Today, we all have the opportunity to ask ourselves these questions.  When you go up to receive the imposition of ashes, someone will push back your hair, look in to your eyes and say, “remember that you are dust, and to dust you shall return.”  Remember that your time on earth is temporary and may very well end without warning.  Remember that you are going to die.  It’s as if all of us opened up the paper this morning and read our obituary.  ashesThis may unsettle us, it may make us uncomfortable, it may even cause us to despair.  But we are also impelled to ask how this awareness of our mortality can change our lives.  Because here is the extraordinary and ironic thing: after we are told that we are going to die, we leave this place and continue to live.  This deep irony is meant to transform us.  It’s meant to give us an opportunity to examine our lives and ask how this encounter with our mortality will change us.  Will we feel as though we are living on borrowed time?  Will we feel as though we have more left to do in our lives?  Or will we feel that the life we have to live is a gift from the God who created and redeemed us?
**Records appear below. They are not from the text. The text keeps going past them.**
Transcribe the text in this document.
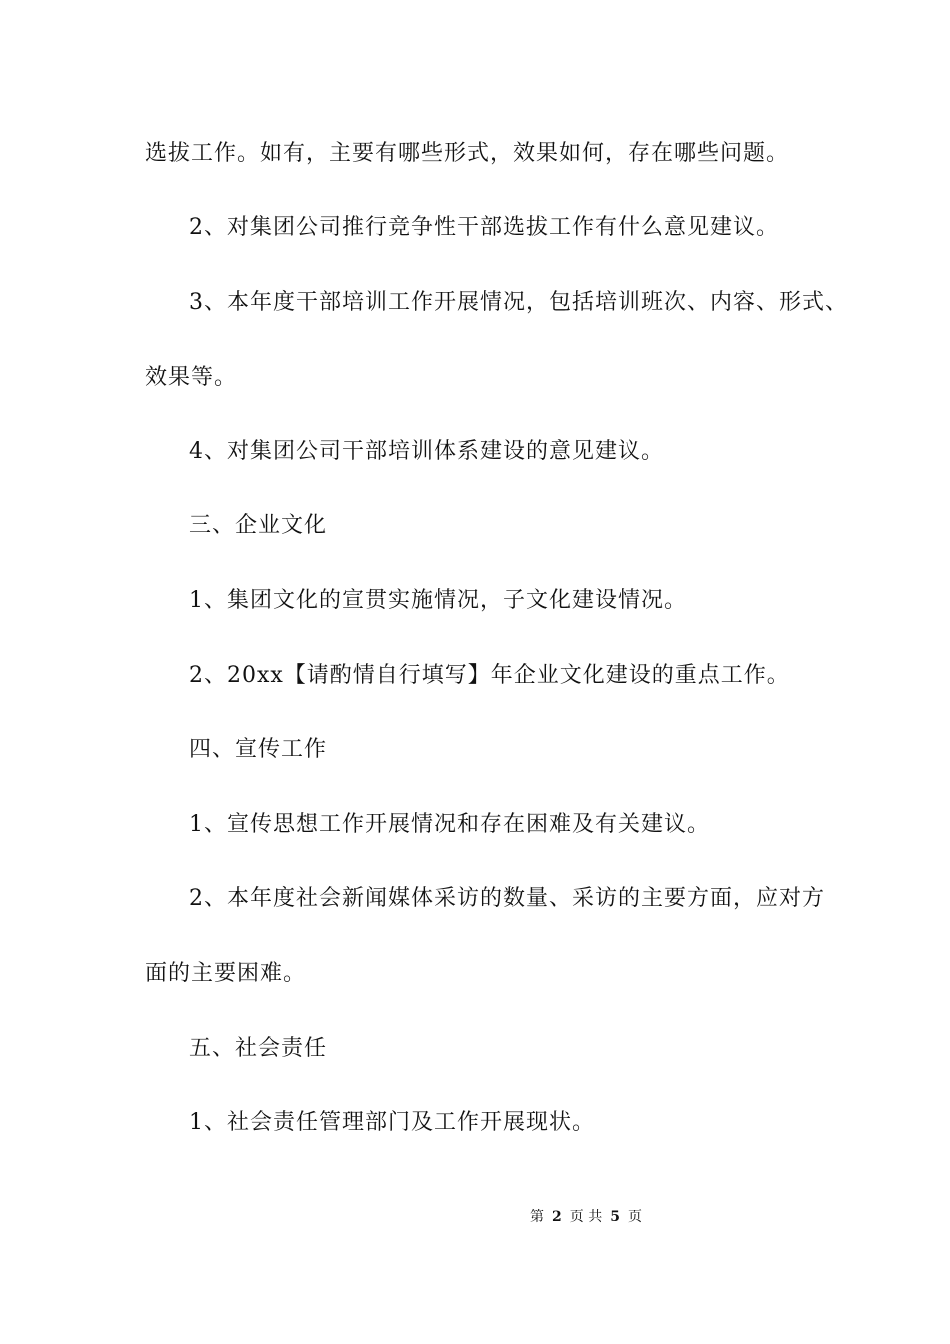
选拔工作。如有，主要有哪些形式，效果如何，存在哪些问题。
2、对集团公司推行竞争性干部选拔工作有什么意见建议。
3、本年度干部培训工作开展情况，包括培训班次、内容、形式、
效果等。
4、对集团公司干部培训体系建设的意见建议。
三、企业文化
1、集团文化的宣贯实施情况，子文化建设情况。
2、20xx【请酌情自行填写】年企业文化建设的重点工作。
四、宣传工作
1、宣传思想工作开展情况和存在困难及有关建议。
2、本年度社会新闻媒体采访的数量、采访的主要方面，应对方
面的主要困难。
五、社会责任
1、社会责任管理部门及工作开展现状。
第 2 页 共 5 页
There is an even deeper irony to this day.  In our liturgy, we acknowledge our wretchedness, we call ourselves miserable sinners, and we affirm that we are unworthy of God’s forgiveness.  At the same time, we not only acknowledge the fact that we get to continue living even after we have ashes smudged on our foreheads, we celebrate the fact that we have the opportunity to live a new kind of life, a Resurrection life that transcends even the mortality that we acknowledge today.  And the irony is that this Resurrection life was promised to us by God through Jesus Christ while we were still sinners who had embraced the power of death.  The irony is that even though we expect God to punish us sorely for our misdeeds, God promises life to us through our Lord Jesus Christ.  Lent, therefore, is not meant to be a time when we see what we can live without or how much we can take on before we collapse.  Lent is not meant to be a time for us to focus on our unworthiness before God.  Lent is not even meant to be a time for us to be profoundly aware of our sinfulness.  Lent is an opportunity for us to see our lives as a gift from the God who created and redeemed us.  Lent is an opportunity for us to walk in newness of life, to try on this Resurrection life promised to us through Jesus Christ.  Lent is an opportunity for us to remember that in spite of the fact that we had embraced the power of Death, God sent Jesus Christ to bring us Life.  And isn’t that ironic?

One thought on “Dust, Ashes, and things that are actually ironic

  1. Yep. I love the juxtaposition of imposing ashes on the foreheads of parishioners, reminding them of their eventual death, and then distributing the sacrament and its promises of renewed love. Isn’t being a priest awesome?